Objective: To investigate preoperative characteristics that distinguish favourable and unfavourable pathological and clinical outcomes in men with high biopsy Gleason sum (8-10) prostate cancer to better select men who will most benefit from radical prostatectomy (RP).

Patients and methods: The Institutional Review Board-approved institutional RP database (1982-2010) was analysed for men with high-Gleason prostate cancer on biopsy; 842 men were identified. The 10-year biochemical-free (BFS), metastasis-free (MFS) and prostate cancer-specific survival (CSS) were calculated using the Kaplan-Meier method to verify favourable pathology as men with Gleason <8 at RP or ≤ pT3a compared with men with unfavourable pathology with Gleason 8-10 and pT3b or N1. Preoperative characteristics were compared using appropriate comparative tests. Logistic regression determined preoperative predictors of unfavourable pathology.

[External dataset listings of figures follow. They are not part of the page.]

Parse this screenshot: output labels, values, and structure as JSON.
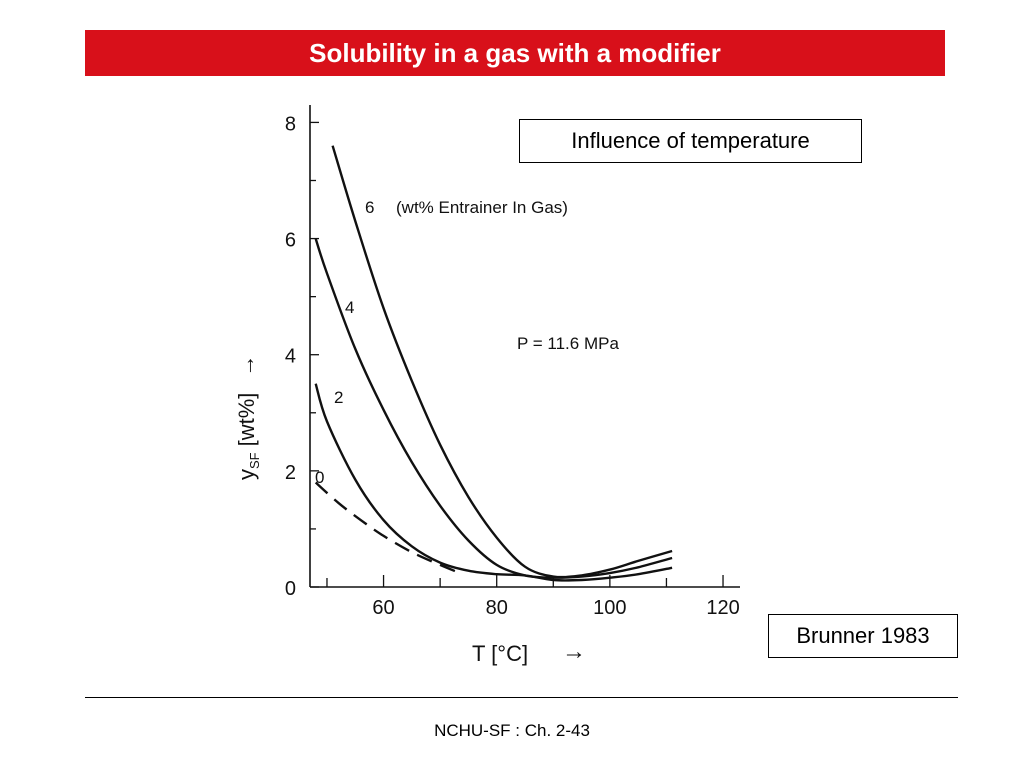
{
  "slide": {
    "title": "Solubility in a gas with a modifier",
    "inset_label": "Influence of temperature",
    "reference": "Brunner 1983",
    "footer": "NCHU-SF : Ch. 2-43"
  },
  "colors": {
    "title_bar": "#d8101a",
    "title_text": "#ffffff",
    "curve": "#111111"
  },
  "chart_data": {
    "type": "line",
    "xlabel": "T [°C]",
    "xlabel_arrow": "→",
    "ylabel_main": "y",
    "ylabel_sub": "SF",
    "ylabel_unit": "[wt%]",
    "ylabel_arrow": "→",
    "xlim": [
      47,
      123
    ],
    "ylim": [
      0,
      8.3
    ],
    "xticks": [
      60,
      80,
      100,
      120
    ],
    "yticks": [
      0,
      2,
      4,
      6,
      8
    ],
    "grid": false,
    "annotations": {
      "legend_note": "(wt% Entrainer In Gas)",
      "pressure": "P = 11.6 MPa"
    },
    "series": [
      {
        "name": "6",
        "dashed": false,
        "x": [
          51,
          55,
          60,
          65,
          70,
          75,
          80,
          85,
          90,
          95,
          100,
          105,
          111
        ],
        "y": [
          7.6,
          6.3,
          4.8,
          3.55,
          2.45,
          1.55,
          0.85,
          0.35,
          0.18,
          0.2,
          0.3,
          0.45,
          0.62
        ]
      },
      {
        "name": "4",
        "dashed": false,
        "x": [
          48,
          50,
          55,
          60,
          65,
          70,
          75,
          80,
          85,
          90,
          95,
          100,
          105,
          111
        ],
        "y": [
          6.0,
          5.4,
          4.1,
          3.05,
          2.15,
          1.4,
          0.8,
          0.38,
          0.2,
          0.16,
          0.18,
          0.24,
          0.34,
          0.5
        ]
      },
      {
        "name": "2",
        "dashed": false,
        "x": [
          48,
          50,
          55,
          60,
          65,
          70,
          75,
          80,
          85,
          90,
          95,
          100,
          105,
          111
        ],
        "y": [
          3.5,
          2.85,
          1.85,
          1.15,
          0.7,
          0.42,
          0.28,
          0.22,
          0.2,
          0.12,
          0.12,
          0.16,
          0.22,
          0.33
        ]
      },
      {
        "name": "0",
        "dashed": true,
        "x": [
          48,
          52,
          56,
          60,
          65,
          70,
          74
        ],
        "y": [
          1.8,
          1.45,
          1.15,
          0.88,
          0.6,
          0.38,
          0.22
        ]
      }
    ]
  }
}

Results: There was favourable pathology in 656 (77.9%) men. The 10-year BFS, MFS and CSS were 31.0%, 60.9% and 74.8%, respectively. In contrast, men with unfavourable pathological findings had significantly worse 10-year BFS, MFS and CSS, at 4.3%, 29.1% and 52.3%, respectively (all P < 0.001). In multivariable logistic regression, a prostate-specific antigen (PSA) concentration of >10 ng/mL (odds ratio [OR] 2.24, 95% confidence interval [CI] 1.38-3.62, P = 0.001), advanced clinical stage (≥ cT2b; OR 2.55, 95% CI 1.55-4.21, P < 0.001), Gleason pattern 9 or 10 at biopsy (OR 2.55, 95% CI 1.59-4.09, P < 0.001), increasing number of cores positive with high-grade cancer (OR 1.16, 95% CI 1.01-1.34, P = 0.04) and >50% positive core involvement (OR 2.25, 95% CI 1.17-4.35, P = 0.015) were predictive of unfavourable pathology.

Conclusions: Men with high-Gleason sum at biopsy are at high risk for biochemical recurrence, metastasis and death after RP; men with high Gleason sum and advanced pathological stage (pT3b or N1) have the worst prognosis. Among men with high-Gleason sum at biopsy, a PSA concentration of >10 ng/mL, clinical stage ≥ T2b, Gleason pattern 9 or 10, increasing number of cores with high-grade cancer and >50% core involvement are predictive of unfavourable pathology.

FIG. 1

Survival outcomes for men with Gleason 8 – 10 prostate cancer on biopsy by pathological stage and with favourable (Gleason < 8 or pT2 – pT3a) and unfavourable (Gleason 8 – 10 and pT3b or N1) pathology. The number at risk is shown in parenthesis at each time point.

FIG. 2

The likelihood of having favourable and unfavourable pathology with accumulating adverse features in men with Gleason 8 – 10 prostate cancer at biopsy.